In the hottest hour of the afternoon they deposited me outside the city gate at some new hotel - I forget its name - to which I promptly took an unreasoning dislike. There was a fine view upon the mountains from the window of the room assigned to me, but nothing could atone for that lack of individuality which seemed to exhale from the establishment and its proprietors. It looked as though I were to be a cypher here. Half an hour was as much as I could endure. Issuing forth despite the heat, I captured a young fellow and bade him carry my bags whithersoever he pleased. He took me to the Albergo della - -

The Albergo della - - is a shy and retiring hostelry, invisible as such to the naked eye, since it bears no sign of being a place of public entertainment at all. Here was individuality, and to spare. Mine host is an improvement even upon him of the Pergola at Valmontone; a man after my own heart, with merry eyes, drooping white moustache and a lordly nose - a nose of the right kind, a flame-tinted structure which must have cost years of patient labour to bring to its present state of blossoming. That nose! I felt as though I could dwell for ever beneath its shadow. The fare, however, is not up to the standard of the "Garibaldi" inn at Frosinone which I have just left.
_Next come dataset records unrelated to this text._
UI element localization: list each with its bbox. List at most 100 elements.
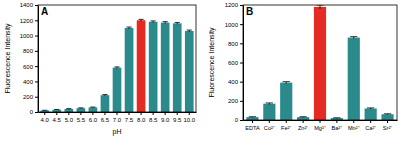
panel: 020040060080010001200EDTACo²⁺Fe²⁺Zn²⁺Mg²… <box>208 2 397 131</box>
x-tick-label: 7.5 <box>125 117 134 123</box>
bar <box>137 20 146 112</box>
x-tick: 5.0 <box>65 112 74 123</box>
y-tick-label: 200 <box>228 98 239 104</box>
x-tick: 4.0 <box>41 112 50 123</box>
y-tick-mark <box>240 24 243 25</box>
bar <box>125 28 134 112</box>
y-tick: 400 <box>23 79 38 85</box>
y-tick-mark <box>35 112 38 113</box>
error-cap <box>126 27 131 28</box>
x-tick-mark <box>252 120 253 123</box>
bar <box>161 23 170 112</box>
y-tick: 1200 <box>225 2 243 8</box>
error-cap <box>175 22 180 23</box>
x-tick: Zn²⁺ <box>298 120 308 131</box>
error-bar <box>187 30 192 32</box>
y-tick-label: 1200 <box>225 2 239 8</box>
bar <box>77 108 86 112</box>
x-tick: Fe²⁺ <box>281 120 291 131</box>
x-tick-mark <box>141 112 142 115</box>
y-axis: 0200400600800100012001400 <box>20 2 39 115</box>
x-tick: EDTA <box>245 120 260 131</box>
error-bar <box>249 116 256 118</box>
y-tick-label: 600 <box>228 60 239 66</box>
bar <box>89 107 98 112</box>
error-bar <box>283 82 290 84</box>
y-tick-label: 800 <box>23 48 34 54</box>
y-tick: 200 <box>23 94 38 100</box>
x-tick-mark <box>56 112 57 115</box>
x-tick-label: 4.0 <box>41 117 50 123</box>
error-bar <box>266 103 273 105</box>
error-cap <box>367 107 374 108</box>
x-tick-mark <box>129 112 130 115</box>
error-cap <box>42 110 47 111</box>
x-tick-label: 5.5 <box>77 117 86 123</box>
y-tick-mark <box>240 5 243 6</box>
error-bar <box>384 113 391 115</box>
y-tick: 200 <box>228 98 243 104</box>
x-tick-mark <box>117 112 118 115</box>
bar <box>365 109 377 121</box>
bar <box>101 95 110 112</box>
y-tick: 600 <box>23 64 38 70</box>
x-tick: 4.5 <box>53 112 62 123</box>
x-tick-label: 8.0 <box>137 117 146 123</box>
y-tick-mark <box>35 81 38 82</box>
x-tick: 9.0 <box>161 112 170 123</box>
y-tick-label: 0 <box>30 109 34 115</box>
error-bar <box>350 37 357 39</box>
x-tick: 8.5 <box>149 112 158 123</box>
panel: 02004006008001000120014004.04.55.05.56.0… <box>4 2 196 136</box>
error-bar <box>367 108 374 109</box>
x-tick-label: Ca²⁺ <box>365 125 376 131</box>
error-bar <box>66 108 71 110</box>
y-axis: 020040060080010001200 <box>225 2 244 123</box>
x-tick-mark <box>353 120 354 123</box>
x-tick-label: 9.0 <box>161 117 170 123</box>
panel-label: A <box>41 6 48 17</box>
y-axis-title: Fluorescence Intensity <box>4 23 12 94</box>
bar <box>246 117 258 120</box>
x-tick: 7.5 <box>125 112 134 123</box>
x-tick-label: 5.0 <box>65 117 74 123</box>
x-tick: Mg²⁺ <box>314 120 326 131</box>
y-tick-mark <box>35 97 38 98</box>
error-bar <box>333 117 340 119</box>
y-tick-label: 1000 <box>225 22 239 28</box>
y-tick-label: 800 <box>228 41 239 47</box>
x-tick: 5.5 <box>77 112 86 123</box>
x-tick-label: Co²⁺ <box>264 125 275 131</box>
y-tick-label: 0 <box>235 117 239 123</box>
y-tick-label: 200 <box>23 94 34 100</box>
bar <box>113 68 122 112</box>
x-tick-label: Sr²⁺ <box>383 125 392 131</box>
x-tick-label: Ba²⁺ <box>332 125 343 131</box>
y-tick-mark <box>35 20 38 21</box>
x-tick-label: 10.0 <box>183 117 195 123</box>
x-tick-mark <box>387 120 388 123</box>
frame <box>38 5 196 112</box>
x-tick-label: Mn²⁺ <box>348 125 360 131</box>
x-tick-label: 6.5 <box>101 117 110 123</box>
x-tick-mark <box>177 112 178 115</box>
error-bar <box>175 22 180 24</box>
bar <box>297 117 309 120</box>
error-bar <box>151 21 156 23</box>
x-tick-mark <box>370 120 371 123</box>
error-cap <box>54 109 59 110</box>
error-cap <box>78 107 83 108</box>
error-cap <box>102 94 107 95</box>
error-cap <box>333 117 340 118</box>
error-bar <box>316 5 323 9</box>
error-bar <box>102 95 107 96</box>
y-tick: 1000 <box>225 22 243 28</box>
y-tick-label: 1400 <box>20 2 34 8</box>
x-tick-mark <box>80 112 81 115</box>
error-cap <box>151 20 156 21</box>
error-cap <box>163 21 168 22</box>
bar <box>280 83 292 120</box>
x-tick-label: 7.0 <box>113 117 122 123</box>
x-tick-mark <box>92 112 93 115</box>
error-bar <box>138 19 143 21</box>
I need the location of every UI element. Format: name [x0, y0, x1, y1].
Now Frosinone is no tourist resort. It is rather a dull little place; I am never likely to go there again, and have therefore no reason for keeping to myself its "Garibaldi" hotel which leaves little to be desired, even under these distressful war-conditions. It set me thinking - thinking that there are not many townlets of this size in rural England which can boast of inns comparable to the "Garibaldi" in point of cleanliness, polite attention, varied and good food, reasonable prices. Not many; perhaps very few. One remembers a fair number of the other kind, however; that kind where the fare is monotonous and badly cooked, the attendance supercilious or inefficient, and where you have to walk across a cold room at night - refinement of torture - in order to turn out the electric light ere going to bed. That infamy is alone enough to condemn these establishments, one and all.

Yes! And the beds; those frowsy, creaky, prehistoric wooden concerns, always six or eight inches too short, whose mattresses have not been turned round since they were made. What happens? You clamber into such a receptacle and straightway roll downhill, down into its centre, into a kind of river-bed where you remain fixed fast, while that monstrous feather-abomination called a pillow, yielding to pressure, rises up on either side of your head and engulfs eyes and nose and everything else into its folds.